An interesting land use bill is working it’s way through the General Assembly. You may recall a CJ report from Sept 2015 raising concerns about wind farms interfering with military operations. HB 763 modifies the permitting process for wind farms allowing the Dept of Military and Veteran Affairs to consider and review applications. An official military map indicates sections of North Carolina, mostly in the eastern part of the state, that are critical to military training and operations. Tall structures such as wind farms would interfer with those operations. The map lays out where it would be okay to build wind farms and where it would not, providing certainty and guidance to both land owners and wind farm developers and assurances that military operations are protected.

Debate on the bill in the Senate came mostly from those in favor of protecting NC’s strong military population on bases across the state and the economic impact of those installations. They argued that the restrictions on building wind farms were necessary to ensure national security and protect the health and safety of citizens.

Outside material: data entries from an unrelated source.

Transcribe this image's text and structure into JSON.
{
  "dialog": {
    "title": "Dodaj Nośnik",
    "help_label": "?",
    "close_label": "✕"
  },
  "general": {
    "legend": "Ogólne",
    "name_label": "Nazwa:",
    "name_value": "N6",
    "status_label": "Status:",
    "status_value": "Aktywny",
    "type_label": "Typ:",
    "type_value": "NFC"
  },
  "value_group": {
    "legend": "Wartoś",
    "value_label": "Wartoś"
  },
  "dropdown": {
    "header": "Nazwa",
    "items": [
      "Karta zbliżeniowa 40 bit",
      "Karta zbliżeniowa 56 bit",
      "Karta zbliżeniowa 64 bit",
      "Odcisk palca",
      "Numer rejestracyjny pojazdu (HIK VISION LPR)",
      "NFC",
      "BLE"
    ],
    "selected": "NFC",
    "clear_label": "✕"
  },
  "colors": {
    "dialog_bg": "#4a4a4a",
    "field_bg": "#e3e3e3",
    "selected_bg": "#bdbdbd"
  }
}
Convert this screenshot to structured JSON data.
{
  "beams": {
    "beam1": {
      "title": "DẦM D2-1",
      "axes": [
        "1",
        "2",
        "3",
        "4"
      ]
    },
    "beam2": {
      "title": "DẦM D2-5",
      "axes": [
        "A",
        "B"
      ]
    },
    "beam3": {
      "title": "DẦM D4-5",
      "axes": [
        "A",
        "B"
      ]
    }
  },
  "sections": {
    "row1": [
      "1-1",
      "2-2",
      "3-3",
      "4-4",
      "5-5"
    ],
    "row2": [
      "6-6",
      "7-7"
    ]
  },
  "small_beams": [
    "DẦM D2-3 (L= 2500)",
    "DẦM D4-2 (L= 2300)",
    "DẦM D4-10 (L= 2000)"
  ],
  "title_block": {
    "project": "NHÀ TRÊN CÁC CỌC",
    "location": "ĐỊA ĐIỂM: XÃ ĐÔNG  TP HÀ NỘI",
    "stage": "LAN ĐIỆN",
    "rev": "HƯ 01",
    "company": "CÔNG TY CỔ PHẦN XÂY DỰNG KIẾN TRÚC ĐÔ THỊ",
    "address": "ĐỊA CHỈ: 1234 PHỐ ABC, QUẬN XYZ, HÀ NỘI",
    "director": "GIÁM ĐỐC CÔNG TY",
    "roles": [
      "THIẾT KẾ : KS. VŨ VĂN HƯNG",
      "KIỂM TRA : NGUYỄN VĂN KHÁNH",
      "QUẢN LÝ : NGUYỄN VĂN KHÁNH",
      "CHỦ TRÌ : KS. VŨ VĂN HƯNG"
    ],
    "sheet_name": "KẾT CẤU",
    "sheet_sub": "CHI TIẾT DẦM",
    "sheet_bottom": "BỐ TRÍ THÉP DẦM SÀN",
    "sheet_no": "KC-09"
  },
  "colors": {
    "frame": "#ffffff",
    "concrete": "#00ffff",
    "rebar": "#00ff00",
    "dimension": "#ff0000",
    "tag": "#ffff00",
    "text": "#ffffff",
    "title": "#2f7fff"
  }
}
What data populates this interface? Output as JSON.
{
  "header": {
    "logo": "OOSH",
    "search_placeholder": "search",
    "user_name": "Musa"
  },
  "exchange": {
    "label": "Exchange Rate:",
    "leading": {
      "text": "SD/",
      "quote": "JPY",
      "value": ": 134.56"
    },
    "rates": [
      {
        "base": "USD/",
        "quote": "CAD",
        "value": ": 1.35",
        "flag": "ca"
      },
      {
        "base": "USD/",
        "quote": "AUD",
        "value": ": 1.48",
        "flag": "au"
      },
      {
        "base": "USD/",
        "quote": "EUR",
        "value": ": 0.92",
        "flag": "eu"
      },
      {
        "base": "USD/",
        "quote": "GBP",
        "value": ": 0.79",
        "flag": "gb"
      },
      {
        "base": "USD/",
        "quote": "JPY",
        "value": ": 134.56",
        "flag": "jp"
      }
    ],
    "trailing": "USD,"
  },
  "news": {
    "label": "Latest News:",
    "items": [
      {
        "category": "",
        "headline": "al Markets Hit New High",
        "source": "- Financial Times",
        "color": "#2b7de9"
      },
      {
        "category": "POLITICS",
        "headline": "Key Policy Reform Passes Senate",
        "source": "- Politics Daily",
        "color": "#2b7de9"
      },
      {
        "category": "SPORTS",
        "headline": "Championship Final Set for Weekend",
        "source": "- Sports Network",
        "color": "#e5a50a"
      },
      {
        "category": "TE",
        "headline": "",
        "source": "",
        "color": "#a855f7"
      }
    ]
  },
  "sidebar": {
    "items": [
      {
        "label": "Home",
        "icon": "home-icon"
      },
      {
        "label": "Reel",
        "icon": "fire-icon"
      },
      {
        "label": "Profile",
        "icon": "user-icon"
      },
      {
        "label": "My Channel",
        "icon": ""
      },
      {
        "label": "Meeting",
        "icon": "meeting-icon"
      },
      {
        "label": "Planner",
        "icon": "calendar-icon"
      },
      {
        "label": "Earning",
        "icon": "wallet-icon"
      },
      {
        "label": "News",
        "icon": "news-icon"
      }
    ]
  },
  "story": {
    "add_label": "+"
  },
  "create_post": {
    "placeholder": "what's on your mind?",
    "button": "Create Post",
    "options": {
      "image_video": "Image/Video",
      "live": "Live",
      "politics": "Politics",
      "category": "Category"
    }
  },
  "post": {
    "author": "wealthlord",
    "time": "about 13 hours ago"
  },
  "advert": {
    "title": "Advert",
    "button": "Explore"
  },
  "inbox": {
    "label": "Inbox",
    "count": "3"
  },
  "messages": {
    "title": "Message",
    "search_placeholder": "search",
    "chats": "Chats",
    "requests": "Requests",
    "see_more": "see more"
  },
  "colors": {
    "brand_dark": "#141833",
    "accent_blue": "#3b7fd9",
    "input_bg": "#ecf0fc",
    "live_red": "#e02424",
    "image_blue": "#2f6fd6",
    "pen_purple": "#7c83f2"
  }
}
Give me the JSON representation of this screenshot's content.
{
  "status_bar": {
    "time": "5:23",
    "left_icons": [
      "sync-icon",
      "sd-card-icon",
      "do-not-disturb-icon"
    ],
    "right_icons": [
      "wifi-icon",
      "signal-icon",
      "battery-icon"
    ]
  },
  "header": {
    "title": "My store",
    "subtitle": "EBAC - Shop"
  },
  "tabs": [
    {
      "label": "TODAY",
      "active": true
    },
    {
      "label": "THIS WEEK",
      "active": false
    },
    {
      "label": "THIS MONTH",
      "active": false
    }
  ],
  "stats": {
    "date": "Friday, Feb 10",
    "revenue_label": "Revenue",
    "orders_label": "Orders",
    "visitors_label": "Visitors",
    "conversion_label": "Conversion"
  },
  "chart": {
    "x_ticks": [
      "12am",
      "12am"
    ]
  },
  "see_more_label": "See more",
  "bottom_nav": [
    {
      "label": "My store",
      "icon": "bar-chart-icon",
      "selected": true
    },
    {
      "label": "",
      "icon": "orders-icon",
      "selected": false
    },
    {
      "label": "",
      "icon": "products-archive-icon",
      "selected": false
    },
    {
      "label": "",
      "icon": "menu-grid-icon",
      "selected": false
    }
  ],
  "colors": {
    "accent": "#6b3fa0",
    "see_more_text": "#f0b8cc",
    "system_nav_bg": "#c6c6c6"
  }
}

Others raised some concerns about the property rights of those land owners in the areas designated as fly-over zones for military training operations. There were even analogies made between the restrictions for military operations and the recent court case outlawing NCDOT’s taking of land under the Map Act, but JLF legal analyst and property rights guru, Jon Guze, says that’s “a red herring”:

It’s true, as some critics have pointed out, that “the bill incorporates a map into the statute and places limits on development in specified areas,” but as far as last week’s Supreme Court decision in Kirby v. NCDOT is concerned that’s beside the point. The issue in Kirby was not whether the land that was subject to restrictions had been identified on official maps. The issue was whether the restrictions imposed on the land were police power regulations (which do not require compensation), or takings under the power of eminent domain (which do). The Court held that the Map Act restrictions were takings because:

The language of the Map Act plainly points to future condemnation of land in the development of … highway projects, thus requiring the NCDOT to invoke eminent domain….


No environmental, development, or relocation concerns arise absent the highway project and the accompanying condemnation itself….

And because:

Though the reduction in acquisition costs for highway development properties is a laudable public policy, economic savings are a far cry from the protections from injury contemplated under the police power….

The language of HB 763 doesn’t “point to future condemnation”—condemnation isn’t contemplated at all—nor are the land use restrictions intended to reduce acquisition costs. Instead the restrictions are plainly intended as “protections from injury,” which places them pretty clearly within the scope of the State’s police power.

So for HB 763, the fundamental question raised is whether the wind farm/turbine provisions: (1) regulate the use of property to protect health and safety (police power), or (2) take property for public use (eminent domain).

I am not an attorney but I am a land owner and a diehard advocate for property rights. Government places restrictions all the time on what we can do with our land. There are zoning regulations, restrictive covenants, public right of ways and in some cases, home owner association restrictions. Not all restrictions are “takings” and not all warrant compensation. Public safety comes before all else. If wind farms are going to interfere with military operations and threaten national security – it seems like the restrictions set out in HB 763 are reasonable, necessary and, not a threat to the rights of property owners.

But that’s just my opinion and like many property rights issues, this one may end up the courts too. And yet another reminder of how important the NC Supreme Court elections are.